The relationship between the Phantom and Christine is the core of the show, and its evolution drives the story. What starts as a tutor/pupil dynamic, a beneficial if weird exchange involving “the angel of music” — a term they both use to describe the other — becomes increasingly stalker/prey, with Phantom intensifying his demands of Christine’s talent if not very life, while she proves more resilient and resourceful — and possibly treacherous — than she appears. It’s not just the Phantom who’s wearing a mask.

It all unfolds with great energy, note-perfect emotion, and a murder or two.

The production values are gorgeous.
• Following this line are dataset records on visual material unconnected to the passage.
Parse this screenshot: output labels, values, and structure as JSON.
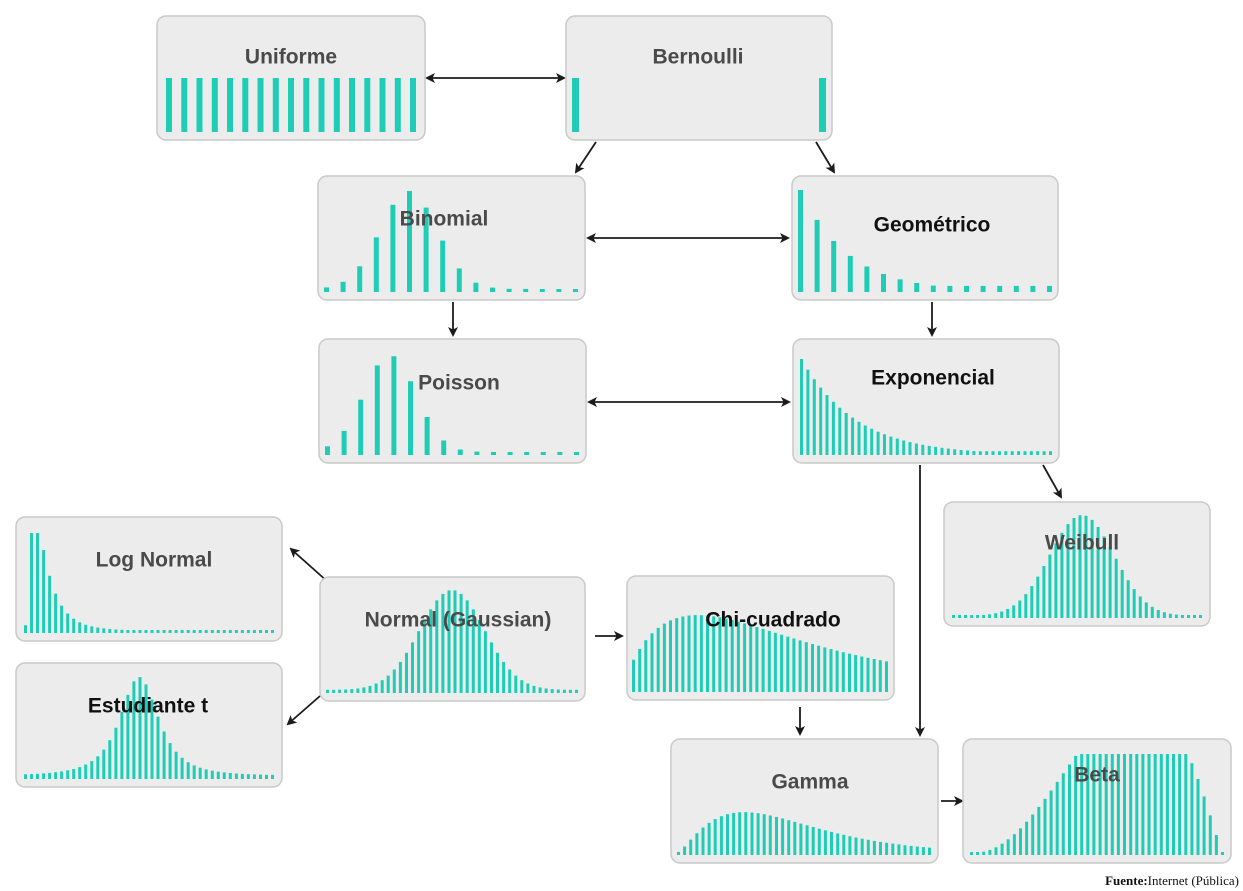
{
  "colors": {
    "bar": "#1fcdb7",
    "box_fill": "#ececec",
    "box_stroke": "#c9c9c9",
    "title": "#4a4a4a",
    "arrow": "#1b1b1b"
  },
  "nodes": [
    {
      "id": "uniforme",
      "label": "Uniforme",
      "shape": "uniform",
      "title_dark": false
    },
    {
      "id": "bernoulli",
      "label": "Bernoulli",
      "shape": "bernoulli",
      "title_dark": false
    },
    {
      "id": "binomial",
      "label": "Binomial",
      "shape": "binomial",
      "title_dark": false
    },
    {
      "id": "geometrico",
      "label": "Geométrico",
      "shape": "geometric",
      "title_dark": true
    },
    {
      "id": "poisson",
      "label": "Poisson",
      "shape": "poisson",
      "title_dark": false
    },
    {
      "id": "exponencial",
      "label": "Exponencial",
      "shape": "exponential",
      "title_dark": true
    },
    {
      "id": "weibull",
      "label": "Weibull",
      "shape": "weibull",
      "title_dark": false
    },
    {
      "id": "log-normal",
      "label": "Log Normal",
      "shape": "lognormal",
      "title_dark": false
    },
    {
      "id": "normal",
      "label": "Normal (Gaussian)",
      "shape": "normal",
      "title_dark": false
    },
    {
      "id": "chi-cuadrado",
      "label": "Chi-cuadrado",
      "shape": "chi",
      "title_dark": true
    },
    {
      "id": "estudiante-t",
      "label": "Estudiante t",
      "shape": "student",
      "title_dark": true
    },
    {
      "id": "gamma",
      "label": "Gamma",
      "shape": "gamma",
      "title_dark": false
    },
    {
      "id": "beta",
      "label": "Beta",
      "shape": "beta",
      "title_dark": false
    }
  ],
  "edges": [
    {
      "from": "uniforme",
      "to": "bernoulli",
      "bidirectional": true
    },
    {
      "from": "bernoulli",
      "to": "binomial",
      "bidirectional": false
    },
    {
      "from": "bernoulli",
      "to": "geometrico",
      "bidirectional": false
    },
    {
      "from": "binomial",
      "to": "geometrico",
      "bidirectional": true
    },
    {
      "from": "binomial",
      "to": "poisson",
      "bidirectional": false
    },
    {
      "from": "geometrico",
      "to": "exponencial",
      "bidirectional": false
    },
    {
      "from": "poisson",
      "to": "exponencial",
      "bidirectional": true
    },
    {
      "from": "exponencial",
      "to": "weibull",
      "bidirectional": false
    },
    {
      "from": "exponencial",
      "to": "gamma",
      "bidirectional": false
    },
    {
      "from": "normal",
      "to": "log-normal",
      "bidirectional": false
    },
    {
      "from": "normal",
      "to": "estudiante-t",
      "bidirectional": false
    },
    {
      "from": "normal",
      "to": "chi-cuadrado",
      "bidirectional": false
    },
    {
      "from": "chi-cuadrado",
      "to": "gamma",
      "bidirectional": false
    },
    {
      "from": "gamma",
      "to": "beta",
      "bidirectional": false
    }
  ],
  "source": {
    "label": "Fuente:",
    "value": "Internet (Pública)"
  }
}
The set is a series of cascading draperies in a constantly shifting palette, skeins of lights blooming and fading, and the most foremost scrim projecting painted landscapes, texts, snowflakes, and stars. A sweeping staircase reverses into a balcony or rooftops. Other props — an organ, sleigh, chairs — are deftly swept on and off by the cast.

Best of all, “Phantom” gives us non-musical people (let’s call us “n-mps”) two easy ins.

First, the music (composed by Lloyd Webber) is good. Really good. Textured, affecting, memorable.

Second, it solves the problem that worries us n-mps: namely, why are these people singing? In “Phantom,” everybody is singing because they are staging a series of operas, as the plot winds through their rehearsals and openings. They are singing because they are actually singers. These shows-within-a-show adds a veneer of realism that only heightens the magic (as does the occasional line of spoken dialogue).

I haven’t even talked about the performances yet. They’re pretty much across-the-board-tremendous. Added to the leads mentioned, Meg Giry (Grace Budoloski), Christine’s confidante, is outstanding, as is Madame Giry (Kelly-Ann Evans), who marshals and guards the ballerinas, a flock of little wrens. (She also seems to discern, or guess, more of the Phantom’s origins and motives than the others.) Everyone, really, is remarkable, owning each gesture, inhabiting every character.

Here’s my one quarrel: why mike the cast? It didn’t always work (never does, just like no announcement over an airport PA system can actually be heard and understood), but also, just why?

As we might anticipate, but surely never take for granted, the quality of work that Opera on the Avalon presents is really very high. Directed by Donna Fletcher, and conducted by Jeffrey Huard, “The Phantom of the Opera” choreography was by Marie Steffen. On a scale of one to 10, if “Cats” is a minus bajillion and “Jesus Christ Superstar” a 10, “Phantom” is pretty close to a 10.

“The Phantom of the Opera” has two shows today (Nov. 9) at the St. John’s Arts and Culture Centre, at 2 p.m. and 7:30 p.m., and an extra show has been added for Sunday (Nov. 10) at 2 p.m.